C'è chi afferma, però, che con l'autonomia differenziata di risorse ce ne saranno sempre di meno...

C’è un tema vero di risorse. La narrazione leghista racconta che ci saranno risorse in più per le regioni, senza però spiegare come. Il rischio, dunque, è quello di rendere ancora più confusi e oscuri i criteri di allocazione delle risorse, sia nei tempi che nei modi.

Ma secondo lei bastano questi Lep a garantire diritti di cittadinanza uguali per tutti?

Fissiamo un punto. I LEP dovrebbero garantire la parità dei servizi offerti ai cittadini in tutto il paese, da Nord a Sud. L’effettiva uniformità delle prestazioni dipenderà soprattutto dai finanziamenti che lo Stato sarà in grado di allocare. Oggi il Governo, da qui al 2028, sta tagliando risorse ai comuni e alle province. Di cosa stiamo parlando?

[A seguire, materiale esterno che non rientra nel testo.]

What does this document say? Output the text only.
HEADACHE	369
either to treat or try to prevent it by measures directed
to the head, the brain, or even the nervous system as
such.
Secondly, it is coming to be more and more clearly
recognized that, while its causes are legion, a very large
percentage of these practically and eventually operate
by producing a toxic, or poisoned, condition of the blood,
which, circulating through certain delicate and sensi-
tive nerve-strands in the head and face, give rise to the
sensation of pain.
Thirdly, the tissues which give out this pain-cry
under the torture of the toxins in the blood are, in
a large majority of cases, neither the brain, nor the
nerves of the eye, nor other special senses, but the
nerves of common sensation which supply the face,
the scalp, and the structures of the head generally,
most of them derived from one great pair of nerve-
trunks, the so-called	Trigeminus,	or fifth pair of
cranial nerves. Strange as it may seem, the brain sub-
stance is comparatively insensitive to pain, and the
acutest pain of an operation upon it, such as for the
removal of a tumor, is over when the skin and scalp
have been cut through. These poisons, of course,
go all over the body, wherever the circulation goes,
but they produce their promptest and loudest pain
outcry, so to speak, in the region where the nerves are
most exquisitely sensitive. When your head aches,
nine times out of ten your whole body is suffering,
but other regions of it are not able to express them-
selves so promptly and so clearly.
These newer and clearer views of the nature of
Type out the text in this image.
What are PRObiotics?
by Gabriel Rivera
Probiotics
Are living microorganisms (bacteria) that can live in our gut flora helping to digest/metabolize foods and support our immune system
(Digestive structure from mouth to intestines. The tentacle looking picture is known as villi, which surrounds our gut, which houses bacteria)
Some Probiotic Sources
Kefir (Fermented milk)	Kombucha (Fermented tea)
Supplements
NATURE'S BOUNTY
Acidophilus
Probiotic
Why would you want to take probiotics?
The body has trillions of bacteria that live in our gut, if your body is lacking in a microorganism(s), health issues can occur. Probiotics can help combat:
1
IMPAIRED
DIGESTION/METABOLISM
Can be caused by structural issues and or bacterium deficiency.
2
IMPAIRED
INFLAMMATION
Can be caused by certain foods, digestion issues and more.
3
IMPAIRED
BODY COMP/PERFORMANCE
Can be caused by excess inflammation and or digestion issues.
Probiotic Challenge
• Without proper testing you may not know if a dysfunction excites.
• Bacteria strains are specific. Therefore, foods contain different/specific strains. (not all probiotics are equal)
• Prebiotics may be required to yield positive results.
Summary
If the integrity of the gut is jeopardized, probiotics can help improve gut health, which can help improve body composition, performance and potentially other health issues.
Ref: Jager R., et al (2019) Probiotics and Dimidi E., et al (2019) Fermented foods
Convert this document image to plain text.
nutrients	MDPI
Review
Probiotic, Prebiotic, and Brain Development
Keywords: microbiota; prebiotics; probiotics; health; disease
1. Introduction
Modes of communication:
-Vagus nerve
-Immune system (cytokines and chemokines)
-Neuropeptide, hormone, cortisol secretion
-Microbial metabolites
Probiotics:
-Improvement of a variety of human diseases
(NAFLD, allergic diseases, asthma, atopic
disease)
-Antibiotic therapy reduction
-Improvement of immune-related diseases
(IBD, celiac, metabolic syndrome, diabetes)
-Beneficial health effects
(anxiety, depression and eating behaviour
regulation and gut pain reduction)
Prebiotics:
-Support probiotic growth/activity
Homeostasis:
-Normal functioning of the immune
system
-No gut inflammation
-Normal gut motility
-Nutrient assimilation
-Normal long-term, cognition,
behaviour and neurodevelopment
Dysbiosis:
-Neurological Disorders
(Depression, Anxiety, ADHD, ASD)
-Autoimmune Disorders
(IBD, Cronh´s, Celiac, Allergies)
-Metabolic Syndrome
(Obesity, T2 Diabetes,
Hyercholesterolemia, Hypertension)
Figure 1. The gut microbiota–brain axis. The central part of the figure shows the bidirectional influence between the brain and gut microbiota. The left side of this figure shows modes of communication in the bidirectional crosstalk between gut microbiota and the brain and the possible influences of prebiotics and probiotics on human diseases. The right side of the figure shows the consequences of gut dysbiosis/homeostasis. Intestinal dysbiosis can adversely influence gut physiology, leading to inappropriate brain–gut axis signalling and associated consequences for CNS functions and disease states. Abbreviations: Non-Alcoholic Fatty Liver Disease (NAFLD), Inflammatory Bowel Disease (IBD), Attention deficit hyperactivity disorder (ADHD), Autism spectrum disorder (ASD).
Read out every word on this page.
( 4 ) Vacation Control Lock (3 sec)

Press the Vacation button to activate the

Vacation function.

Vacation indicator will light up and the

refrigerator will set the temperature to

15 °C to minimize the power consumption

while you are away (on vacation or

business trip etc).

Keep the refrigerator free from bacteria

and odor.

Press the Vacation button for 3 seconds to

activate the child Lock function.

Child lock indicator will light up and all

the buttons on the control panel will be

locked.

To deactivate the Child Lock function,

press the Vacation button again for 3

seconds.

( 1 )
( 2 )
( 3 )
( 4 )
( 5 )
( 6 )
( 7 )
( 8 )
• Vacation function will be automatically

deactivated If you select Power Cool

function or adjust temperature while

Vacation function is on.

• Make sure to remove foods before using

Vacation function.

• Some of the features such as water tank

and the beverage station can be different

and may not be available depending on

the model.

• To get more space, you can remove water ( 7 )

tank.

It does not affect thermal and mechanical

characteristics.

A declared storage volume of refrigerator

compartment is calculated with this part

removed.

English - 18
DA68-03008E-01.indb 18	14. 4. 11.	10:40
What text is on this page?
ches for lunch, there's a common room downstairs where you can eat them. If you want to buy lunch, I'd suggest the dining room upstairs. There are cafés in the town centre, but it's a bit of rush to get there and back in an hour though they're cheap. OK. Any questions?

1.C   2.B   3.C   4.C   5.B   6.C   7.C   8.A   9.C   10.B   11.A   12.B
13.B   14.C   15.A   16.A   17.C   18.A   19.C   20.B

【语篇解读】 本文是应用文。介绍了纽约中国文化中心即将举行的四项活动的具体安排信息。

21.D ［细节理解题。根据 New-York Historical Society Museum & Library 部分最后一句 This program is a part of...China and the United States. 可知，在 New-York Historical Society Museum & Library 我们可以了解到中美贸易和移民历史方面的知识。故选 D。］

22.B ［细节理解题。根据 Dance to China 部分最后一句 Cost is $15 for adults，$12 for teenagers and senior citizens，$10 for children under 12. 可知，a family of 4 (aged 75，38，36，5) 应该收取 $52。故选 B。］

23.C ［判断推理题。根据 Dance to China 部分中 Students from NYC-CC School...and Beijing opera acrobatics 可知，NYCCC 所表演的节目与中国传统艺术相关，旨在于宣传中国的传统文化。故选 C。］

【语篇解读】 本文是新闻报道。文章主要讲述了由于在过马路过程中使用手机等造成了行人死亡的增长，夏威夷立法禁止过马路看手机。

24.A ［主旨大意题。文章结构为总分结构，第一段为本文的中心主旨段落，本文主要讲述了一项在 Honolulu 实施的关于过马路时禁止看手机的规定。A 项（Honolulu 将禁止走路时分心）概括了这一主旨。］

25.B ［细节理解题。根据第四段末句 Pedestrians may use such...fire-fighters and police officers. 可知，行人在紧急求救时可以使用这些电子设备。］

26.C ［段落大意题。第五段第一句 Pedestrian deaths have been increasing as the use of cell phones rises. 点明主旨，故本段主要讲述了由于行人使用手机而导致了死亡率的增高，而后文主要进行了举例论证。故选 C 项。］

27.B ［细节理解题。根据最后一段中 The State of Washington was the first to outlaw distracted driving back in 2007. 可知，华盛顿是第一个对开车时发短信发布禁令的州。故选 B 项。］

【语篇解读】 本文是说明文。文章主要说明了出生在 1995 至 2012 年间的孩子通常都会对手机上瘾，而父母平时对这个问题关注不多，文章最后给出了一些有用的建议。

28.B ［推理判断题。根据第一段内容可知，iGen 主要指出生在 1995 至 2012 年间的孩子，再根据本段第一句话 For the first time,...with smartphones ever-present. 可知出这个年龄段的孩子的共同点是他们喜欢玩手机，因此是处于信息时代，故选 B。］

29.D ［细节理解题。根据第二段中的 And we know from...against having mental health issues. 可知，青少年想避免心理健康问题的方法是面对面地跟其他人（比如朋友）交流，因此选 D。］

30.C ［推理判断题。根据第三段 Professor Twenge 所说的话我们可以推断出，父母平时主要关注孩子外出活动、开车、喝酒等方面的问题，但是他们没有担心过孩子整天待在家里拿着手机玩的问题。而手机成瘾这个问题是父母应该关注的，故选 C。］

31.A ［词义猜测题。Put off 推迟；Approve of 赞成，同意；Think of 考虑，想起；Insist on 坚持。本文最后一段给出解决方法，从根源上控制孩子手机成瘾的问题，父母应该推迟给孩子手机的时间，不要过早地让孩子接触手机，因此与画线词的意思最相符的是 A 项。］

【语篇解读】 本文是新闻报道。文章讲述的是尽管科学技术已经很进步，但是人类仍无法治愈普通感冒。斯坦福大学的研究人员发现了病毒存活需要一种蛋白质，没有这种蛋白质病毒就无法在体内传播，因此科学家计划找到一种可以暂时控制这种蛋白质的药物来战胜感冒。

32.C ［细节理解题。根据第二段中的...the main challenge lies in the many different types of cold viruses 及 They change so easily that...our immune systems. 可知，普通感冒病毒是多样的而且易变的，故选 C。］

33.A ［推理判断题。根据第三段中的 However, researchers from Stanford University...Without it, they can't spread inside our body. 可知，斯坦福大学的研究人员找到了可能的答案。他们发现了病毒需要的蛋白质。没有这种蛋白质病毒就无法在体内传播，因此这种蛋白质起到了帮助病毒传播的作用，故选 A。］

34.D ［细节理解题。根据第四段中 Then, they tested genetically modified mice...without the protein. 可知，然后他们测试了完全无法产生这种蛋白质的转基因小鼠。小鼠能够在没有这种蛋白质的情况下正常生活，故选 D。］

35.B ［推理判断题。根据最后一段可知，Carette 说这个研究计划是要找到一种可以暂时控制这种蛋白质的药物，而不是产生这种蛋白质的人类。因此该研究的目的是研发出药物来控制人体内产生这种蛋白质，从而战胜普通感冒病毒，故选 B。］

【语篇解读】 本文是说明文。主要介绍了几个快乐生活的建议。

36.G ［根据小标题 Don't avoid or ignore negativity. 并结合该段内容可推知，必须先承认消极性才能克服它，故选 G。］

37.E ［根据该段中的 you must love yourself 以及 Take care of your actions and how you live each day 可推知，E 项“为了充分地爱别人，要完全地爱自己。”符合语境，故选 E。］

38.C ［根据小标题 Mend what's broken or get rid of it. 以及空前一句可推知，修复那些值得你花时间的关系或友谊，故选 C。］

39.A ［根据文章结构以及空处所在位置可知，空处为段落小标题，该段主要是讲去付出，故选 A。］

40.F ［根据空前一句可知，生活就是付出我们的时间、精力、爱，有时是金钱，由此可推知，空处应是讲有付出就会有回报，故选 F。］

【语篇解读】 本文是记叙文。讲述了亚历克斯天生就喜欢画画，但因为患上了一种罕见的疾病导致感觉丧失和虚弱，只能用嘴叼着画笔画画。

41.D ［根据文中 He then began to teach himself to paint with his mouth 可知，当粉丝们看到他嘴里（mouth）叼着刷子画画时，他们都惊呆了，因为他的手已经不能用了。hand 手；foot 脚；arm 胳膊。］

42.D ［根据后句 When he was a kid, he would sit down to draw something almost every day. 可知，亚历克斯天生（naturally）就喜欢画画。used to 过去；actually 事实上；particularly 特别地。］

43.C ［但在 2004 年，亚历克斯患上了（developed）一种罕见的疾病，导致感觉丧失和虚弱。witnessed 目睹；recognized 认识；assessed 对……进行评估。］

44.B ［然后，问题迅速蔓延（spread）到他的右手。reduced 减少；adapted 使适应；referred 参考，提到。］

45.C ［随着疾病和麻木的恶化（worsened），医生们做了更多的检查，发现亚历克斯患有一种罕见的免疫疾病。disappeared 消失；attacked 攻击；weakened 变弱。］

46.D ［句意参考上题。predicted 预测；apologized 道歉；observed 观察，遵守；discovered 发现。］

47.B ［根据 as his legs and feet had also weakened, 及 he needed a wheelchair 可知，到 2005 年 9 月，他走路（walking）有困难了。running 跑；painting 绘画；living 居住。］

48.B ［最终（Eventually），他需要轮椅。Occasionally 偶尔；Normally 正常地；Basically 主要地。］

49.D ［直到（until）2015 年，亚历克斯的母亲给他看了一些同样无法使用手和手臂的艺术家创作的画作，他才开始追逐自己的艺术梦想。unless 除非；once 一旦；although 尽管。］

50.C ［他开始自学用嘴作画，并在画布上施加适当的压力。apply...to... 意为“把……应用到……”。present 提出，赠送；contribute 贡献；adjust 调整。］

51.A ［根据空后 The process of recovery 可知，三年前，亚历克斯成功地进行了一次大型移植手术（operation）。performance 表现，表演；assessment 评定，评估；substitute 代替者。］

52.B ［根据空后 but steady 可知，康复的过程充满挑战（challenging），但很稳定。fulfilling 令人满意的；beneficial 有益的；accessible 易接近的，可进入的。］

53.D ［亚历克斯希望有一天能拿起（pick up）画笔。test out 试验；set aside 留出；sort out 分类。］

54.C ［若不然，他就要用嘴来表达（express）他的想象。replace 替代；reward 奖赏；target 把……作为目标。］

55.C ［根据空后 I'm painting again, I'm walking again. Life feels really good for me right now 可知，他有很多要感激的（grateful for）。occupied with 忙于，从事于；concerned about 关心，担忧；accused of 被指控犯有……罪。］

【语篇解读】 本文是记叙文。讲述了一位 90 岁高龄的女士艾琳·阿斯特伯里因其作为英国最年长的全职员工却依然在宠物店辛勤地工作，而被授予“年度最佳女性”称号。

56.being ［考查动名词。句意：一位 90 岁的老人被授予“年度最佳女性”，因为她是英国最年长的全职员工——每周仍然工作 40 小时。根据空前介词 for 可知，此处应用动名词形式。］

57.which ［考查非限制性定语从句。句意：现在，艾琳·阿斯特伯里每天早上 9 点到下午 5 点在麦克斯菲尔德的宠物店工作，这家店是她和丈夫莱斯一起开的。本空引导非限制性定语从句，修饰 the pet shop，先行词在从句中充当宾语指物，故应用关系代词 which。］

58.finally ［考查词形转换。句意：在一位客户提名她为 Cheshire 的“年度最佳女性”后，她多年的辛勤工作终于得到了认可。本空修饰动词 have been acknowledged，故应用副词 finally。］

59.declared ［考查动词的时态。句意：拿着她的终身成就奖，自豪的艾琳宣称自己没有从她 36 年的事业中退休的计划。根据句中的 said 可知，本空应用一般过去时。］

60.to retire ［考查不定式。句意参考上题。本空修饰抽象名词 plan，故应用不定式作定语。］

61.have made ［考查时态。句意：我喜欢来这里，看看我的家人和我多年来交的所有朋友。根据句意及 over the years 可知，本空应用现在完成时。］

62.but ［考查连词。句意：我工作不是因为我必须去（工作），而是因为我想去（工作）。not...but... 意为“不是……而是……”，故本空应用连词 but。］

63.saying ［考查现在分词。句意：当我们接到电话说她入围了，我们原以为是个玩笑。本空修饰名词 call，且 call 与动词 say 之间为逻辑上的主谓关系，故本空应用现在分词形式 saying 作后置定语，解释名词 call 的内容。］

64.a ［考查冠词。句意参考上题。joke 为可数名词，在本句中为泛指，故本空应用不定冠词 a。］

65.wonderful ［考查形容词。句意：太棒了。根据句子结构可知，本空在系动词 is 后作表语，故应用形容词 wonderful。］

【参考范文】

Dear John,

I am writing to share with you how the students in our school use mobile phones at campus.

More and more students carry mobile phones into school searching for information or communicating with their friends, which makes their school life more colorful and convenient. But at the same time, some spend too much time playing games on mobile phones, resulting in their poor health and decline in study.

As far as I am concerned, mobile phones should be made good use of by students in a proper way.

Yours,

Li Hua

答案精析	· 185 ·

Andando al tema sanità, tema così tanto delicato nel nostro paese, che impatto avrà questa legge proprio sulla sanità?

Il governo Meloni ha più volte dichiarato di avere come modello la sanità Lombarda. Ricordo che in Lombardia, oggi, 1 cittadino su 9 rinuncia alle cure perché non può permettersele. Un divario che si è ampliato negli ultimi 20 anni. Bastarebbe questo per capire cosa accadrà con la loro idea di autonomia: vuoi curarti? Paga.

Trova aspetti critici in questo Ddl? Se è si, quali e perché?

Si, perché aumenterà il divario e apre la strada alla privatizzazione del servizio sanitario.

A conti fatti qual è il vero scopo di questa manovra?

Una scambio elettorale. Alla Lega l’Autonomia – che in 12 anni di Governo non è mai riuscita ad ottenere – e alla Meloni il premierato. Uno scambio che fa il male del Paese.